Do What’s Next When You Don’t Know What To Do

“Do the Next Right thing”.

These words keep hovering over my days lately.
I first heard them said like this on the Next Right Thing Podcast with Emily P. Freeman and later read them in her book.

And now they resonate within my soul.

Words have always had a way of finding their way deep within me.
And these words are no different.

I’ve been carrying them around lately as I’ve felt a bit undone and uncertain of which things in my life to tackle first and how to surrender it all to God at the same time.

The truth is, I’ve been finding my way with them.

(Thanks to Emily P. Freeman and recently Frozen 2.)
These words endearingly remind me of a childhood song  too. . .

Put one foot in front of the other . . .”
If you want to change your direction
If your time of life is at hand
Well don’t be the rule, be the exception
A good way to start is to stand . . .”
.
You see, sometimes we just need a little directive to keep us
moving forward
Because everything in front of us can feel overwhelming when we look at them all together, but when we take each one in small steps they become doable.
.
This Mantra is leading me through the days when I feel like I’m barely making it as well as the ones I’m able to scratch a whole to-do list off . . .
With both I’m trying to do the next right thing
. . . In the hard & in the holy moments.
.
When we were walking through the deep pain of this past year,
when we didn’t know if we could do what the day was asking of us, we took a deep breath and did what was next and somehow it became easier.

You see just because something is hard and might even feel like it’s squeezing the life out of you
– It doesn’t make it wrong.
And just because life has handed you the worst-possible-hand-ever, it doesn’t mean you can’t do your best with it.
.
On the days you feel like you’ve got this thing and on the ones you want to give up let this concept carry you.
Doing the one next thing in front of you will help you in the anxious moments and in those you’re feeling overwhelmed too.
.
As I’m contemplating my writing, navigating being a parent of adult kids, learning how to walk beside the man I love while he’s still trying to heal and recover, and as I am choosing to trust God rather than trying to control my circumstances . . . there’s been so many ways I’m being asked to put these words into my life.

And even so, I don’t always know how it’s all going to end up.
But what I do know is I can trust God to help me take the next step.

And this friend, is truly what trust looks like.

Trust looks past our sometimes devastating circumstances and looks to God.
It gives over our need to be in control and to know the end results.

Trust says, “I’ll do what’s next and let God do his next.”

As we’re closing out a year that struck us hard, I’m choosing to ‘trust’ God regardless of what happens and I’m starting by doing ‘the next right thing’.

For today, that’s writing this blog post, then closing my computer and meeting a good friend for a hot cup of coffee/tea with some good story-trading of our souls.
Because for me all of these things help me to do what’s next and inside of all of this is a deep need to heal what’s broken too  . . .

It’s easy to feel like our lives are too much.
But just because something ‘feels’ a certain way doesn’t mean it is.
Maybe it means we just need to change how we are doing it.
And then perhaps we’ll be able to do what He’s calling us to, even if life gets harder and more comes our way.

Because there’s always something next we can do that keeps us moving closer to that thing He has for us to do.

So, today . . . Do what’s next and then do it again.

Because this family, this you, this thing . . . They will all be better for it!

 

 

3 thoughts on “Do What’s Next When You Don’t Know What To Do

  1. Years ago, one of my relatives was meeting with her midwife, talking about birth plans.

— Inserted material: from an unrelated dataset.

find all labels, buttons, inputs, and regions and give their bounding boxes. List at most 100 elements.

It was their first baby, and she was full of hope about it all going as planned. The midwife told her to remember that if “plan A” didn’t work out (because sometimes birth plans don’t!), they would just move on to the next best thing. Then she stopped and said, “You know, that means the next BEST thing. People always say it like it’s second best. It’s not. It’s really the NEW best thing. It’s the first choice now, for this next set of circumstances.” I’ve always liked that. It’s a perspective changer.